Sur les violences faites aux femmes, qui ont encore augmenté pendant le confinement, il fallait des moyens supplémentaires : ils ne sont pas au rendez-vous.

La situation des collectivités territoriales s'est améliorée grâce au Sénat, mais le compte n'y est toujours pas. L'appel des 180 maires de communes classées quartiers prioritaires de la politique de la ville (QPV) pour obtenir 1 % des 100 milliards d'euros du plan de relance n'a pas été entendu. Les inégalités territoriales dans le rural comme dans l'urbain sont toujours aussi criantes. Il faut écouter les maires !

La déception est aussi grande en matière d'écologie. Le PLF sort du Sénat avec une baisse de 30 % des crédits qui y sont consacrés par le plan de relance. Les ambitions sont revues à la baisse : alors que le Président de la République faisait, il y a quelques mois, de l'écologie un engagement absolu, la Convention citoyenne pour le climat n'est plus qu'un « truc ». Ses propositions, fruit d'un travail important de 150 de nos concitoyens appuyés par les services de l'État, ont été soit reportées, soit dénaturées - je pense au malus sur les véhicules lourds - soit tout simplement rejetées.

Pour toutes ces raisons - obstination à préserver les plus riches, mesures insuffisantes pour la jeunesse, la lutte contre la pauvreté et l'écologie - le GEST votera contre ce budget. (Applaudissements sur les travées du GEST et sur quelques travées du groupe SER)

M. Julien Bargeton . - (Applaudissements sur les travées du groupe RDPI) Le groupe RDPI s'abstiendra sur ce budget. Tout avait pourtant bien commencé et nous avions voté la première partie : les grandes réformes - réduction des impôts de production, maintien de la trajectoire de baisse de l'impôt sur les sociétés, suppression de la taxe d'habitation - avaient été maintenues par le Sénat. Il n'y avait pas de contre-budget ; certaines dispositions nouvelles bienvenues ont été adoptées, bien qu'elles aggravent le déficit de 15 milliards d'euros. Une paille...

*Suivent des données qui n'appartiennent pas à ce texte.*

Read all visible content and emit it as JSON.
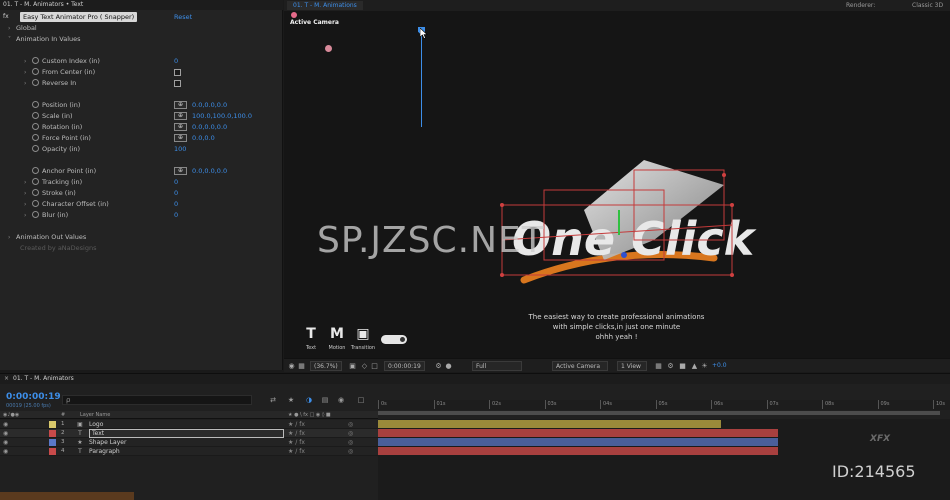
{
  "effect_controls": {
    "tab_title": "01. T - M. Animators  •  Text",
    "fx_badge": "fx",
    "effect_name": "Easy Text Animator Pro ( Snapper)",
    "reset_label": "Reset",
    "rows": [
      {
        "label": "Global",
        "kind": "group"
      },
      {
        "label": "Animation In Values",
        "kind": "group-open"
      },
      {
        "label": "Custom Index (in)",
        "kind": "value",
        "value": "0"
      },
      {
        "label": "From Center (in)",
        "kind": "checkbox"
      },
      {
        "label": "Reverse In",
        "kind": "checkbox"
      },
      {
        "label": "Position (in)",
        "kind": "xy",
        "value": "0.0,0.0,0.0"
      },
      {
        "label": "Scale (in)",
        "kind": "xy",
        "value": "100.0,100.0,100.0"
      },
      {
        "label": "Rotation (in)",
        "kind": "xy",
        "value": "0.0,0.0,0.0"
      },
      {
        "label": "Force Point (in)",
        "kind": "xy",
        "value": "0.0,0.0"
      },
      {
        "label": "Opacity (in)",
        "kind": "value",
        "value": "100"
      },
      {
        "label": "Anchor Point (in)",
        "kind": "xy",
        "value": "0.0,0.0,0.0"
      },
      {
        "label": "Tracking (in)",
        "kind": "value",
        "value": "0"
      },
      {
        "label": "Stroke (in)",
        "kind": "value",
        "value": "0"
      },
      {
        "label": "Character Offset (in)",
        "kind": "value",
        "value": "0"
      },
      {
        "label": "Blur (in)",
        "kind": "value",
        "value": "0"
      },
      {
        "label": "Animation Out Values",
        "kind": "group"
      },
      {
        "label": "Created by aNaDesigns",
        "kind": "credit"
      }
    ]
  },
  "viewer": {
    "tab_label": "01. T - M. Animations",
    "renderer_label": "Renderer:",
    "renderer_value": "Classic 3D",
    "active_camera": "Active Camera",
    "artwork_text": "One Click",
    "tagline": [
      "The easiest way to create professional animations",
      "with simple clicks,in just one minute",
      "ohhh yeah !"
    ],
    "watermark": "SP.JZSC.NET",
    "palette": [
      {
        "glyph": "T",
        "label": "Text"
      },
      {
        "glyph": "M",
        "label": "Motion"
      },
      {
        "glyph": "▣",
        "label": "Transition"
      }
    ],
    "toolbar": {
      "zoom": "(36.7%)",
      "timecode": "0:00:00:19",
      "resolution": "Full",
      "camera": "Active Camera",
      "views": "1 View",
      "exposure": "+0.0"
    }
  },
  "timeline": {
    "tab_title": "01. T - M. Animators",
    "timecode": "0:00:00:19",
    "frame_sub": "00019 (25.00 fps)",
    "search_placeholder": "ρ",
    "col_layer_name": "Layer Name",
    "col_number": "#",
    "layers": [
      {
        "num": "1",
        "type": "▣",
        "name": "Logo",
        "color": "#d8c86a"
      },
      {
        "num": "2",
        "type": "T",
        "name": "Text",
        "color": "#c84a4a"
      },
      {
        "num": "3",
        "type": "★",
        "name": "Shape Layer",
        "color": "#5a78c8"
      },
      {
        "num": "4",
        "type": "T",
        "name": "Paragraph",
        "color": "#c84a4a"
      }
    ],
    "ruler_ticks": [
      "0s",
      "01s",
      "02s",
      "03s",
      "04s",
      "05s",
      "06s",
      "07s",
      "08s",
      "09s",
      "10s"
    ],
    "bars": [
      {
        "color": "#9a8a3a",
        "start": 0.0,
        "end": 0.6
      },
      {
        "color": "#a8403f",
        "start": 0.0,
        "end": 0.7
      },
      {
        "color": "#4a5f9a",
        "start": 0.0,
        "end": 0.7
      },
      {
        "color": "#a8403f",
        "start": 0.0,
        "end": 0.7
      }
    ],
    "playhead_fraction": 0.075
  },
  "overlay": {
    "id_text": "ID:214565",
    "logo_text": "XFX"
  }
}
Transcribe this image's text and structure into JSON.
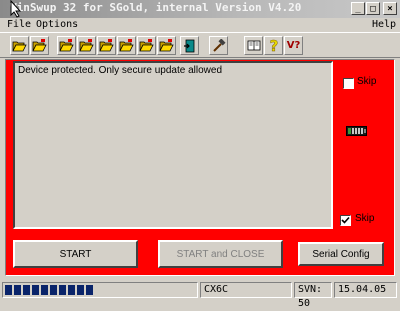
{
  "window": {
    "title": "WinSwup 32 for SGold, internal Version V4.20",
    "minimize": "_",
    "maximize": "□",
    "close": "×"
  },
  "menu": {
    "file": "File",
    "options": "Options",
    "help": "Help"
  },
  "toolbar": {
    "icons": [
      "folder-open-icon",
      "folder-open-icon",
      "folder-open-icon",
      "folder-open-icon",
      "folder-open-icon",
      "folder-open-icon",
      "folder-open-icon",
      "exit-icon",
      "hammer-icon",
      "book-icon",
      "question-icon",
      "version-check-icon"
    ],
    "version_label": "V?"
  },
  "log": {
    "text": "Device protected. Only secure update allowed"
  },
  "options": {
    "skip_top": {
      "label": "Skip",
      "checked": false
    },
    "skip_bottom": {
      "label": "Skip",
      "checked": true
    }
  },
  "buttons": {
    "start": "START",
    "start_close": "START and CLOSE",
    "serial_config": "Serial Config"
  },
  "status": {
    "progress": 0.48,
    "model": "CX6C",
    "svn": "SVN: 50",
    "date": "15.04.05"
  },
  "colors": {
    "panel": "#ff0000",
    "progress": "#0a246a"
  }
}
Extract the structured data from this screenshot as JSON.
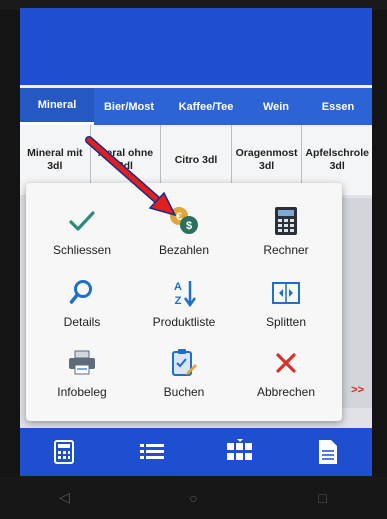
{
  "tabs": [
    {
      "label": "Mineral",
      "active": true
    },
    {
      "label": "Bier/Most",
      "active": false
    },
    {
      "label": "Kaffee/Tee",
      "active": false
    },
    {
      "label": "Wein",
      "active": false
    },
    {
      "label": "Essen",
      "active": false
    }
  ],
  "products": [
    {
      "label": "Mineral mit 3dl"
    },
    {
      "label": "...eral ohne 3dl"
    },
    {
      "label": "Citro 3dl"
    },
    {
      "label": "Oragenmost 3dl"
    },
    {
      "label": "Apfelschrole 3dl"
    }
  ],
  "more_indicator": ">>",
  "dialog": {
    "actions": [
      {
        "label": "Schliessen",
        "icon": "checkmark-icon"
      },
      {
        "label": "Bezahlen",
        "icon": "coins-icon"
      },
      {
        "label": "Rechner",
        "icon": "calculator-icon"
      },
      {
        "label": "Details",
        "icon": "magnifier-icon"
      },
      {
        "label": "Produktliste",
        "icon": "sort-az-icon"
      },
      {
        "label": "Splitten",
        "icon": "split-icon"
      },
      {
        "label": "Infobeleg",
        "icon": "printer-icon"
      },
      {
        "label": "Buchen",
        "icon": "clipboard-edit-icon"
      },
      {
        "label": "Abbrechen",
        "icon": "cross-icon"
      }
    ]
  },
  "bottom_nav": [
    {
      "icon": "calculator-icon"
    },
    {
      "icon": "list-icon"
    },
    {
      "icon": "grid-icon",
      "active": true
    },
    {
      "icon": "document-icon"
    }
  ],
  "android_nav": [
    {
      "icon": "back-icon",
      "glyph": "◁"
    },
    {
      "icon": "home-icon",
      "glyph": "○"
    },
    {
      "icon": "recents-icon",
      "glyph": "□"
    }
  ],
  "colors": {
    "primary": "#1e4fd0",
    "accent_green": "#2e8b78",
    "accent_red": "#d6302b",
    "pointer_red": "#e0201c"
  }
}
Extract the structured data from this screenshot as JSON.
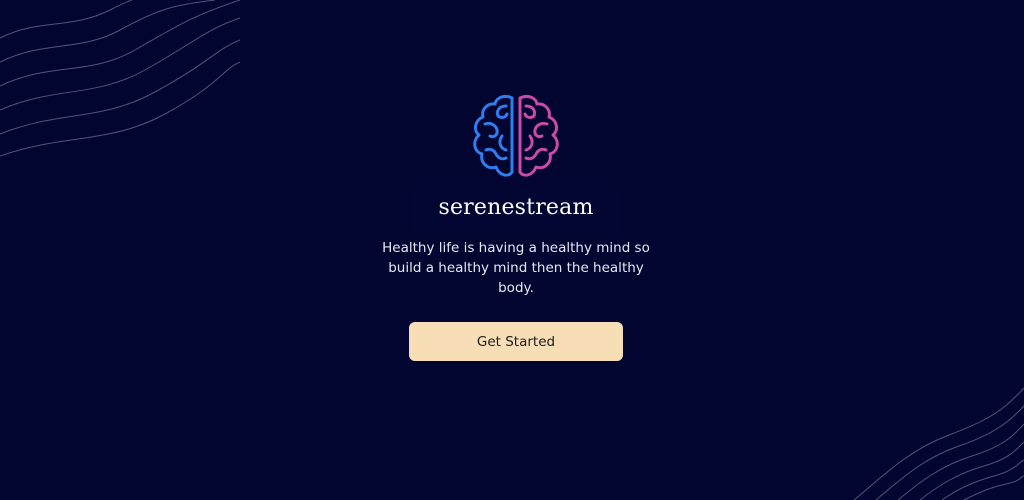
{
  "brand": {
    "name": "serenestream",
    "logo_icon": "brain-icon"
  },
  "hero": {
    "tagline": "Healthy life is having a healthy mind so build a healthy mind then the healthy body.",
    "cta_label": "Get Started"
  },
  "colors": {
    "background": "#02052f",
    "cta_background": "#f8deb6",
    "logo_left": "#2f7df0",
    "logo_right": "#c94aa8",
    "decor_lines": "#6c6f8f"
  }
}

Puis, patatras, arrive l'examen de la mission « Relance ». Un grand moment... « Tous les compteurs ont explosé » a dit, avec honnêteté, le président de la commission des finances, tandis que le rapporteur général reconnaissait que l'ambiance était plombée. (Mme Sophie Primas proteste.) Nous connaissons le résultat sur le budget de l'écologie d'un amendement à 2,5 milliards d'euros... Nous avons poursuivi toutefois l'examen d'amendements dont les gages n'avaient plus de sens et continué à voter de façon baroque.

Puis changement de pied : cet amendement a fait l'objet d'un nouveau vote quinze jours après. Il eût été étonnant que le Sénat s'obstinât... Mais on finit par imputer ces crédits sur la culture, déjà très touchée par la crise.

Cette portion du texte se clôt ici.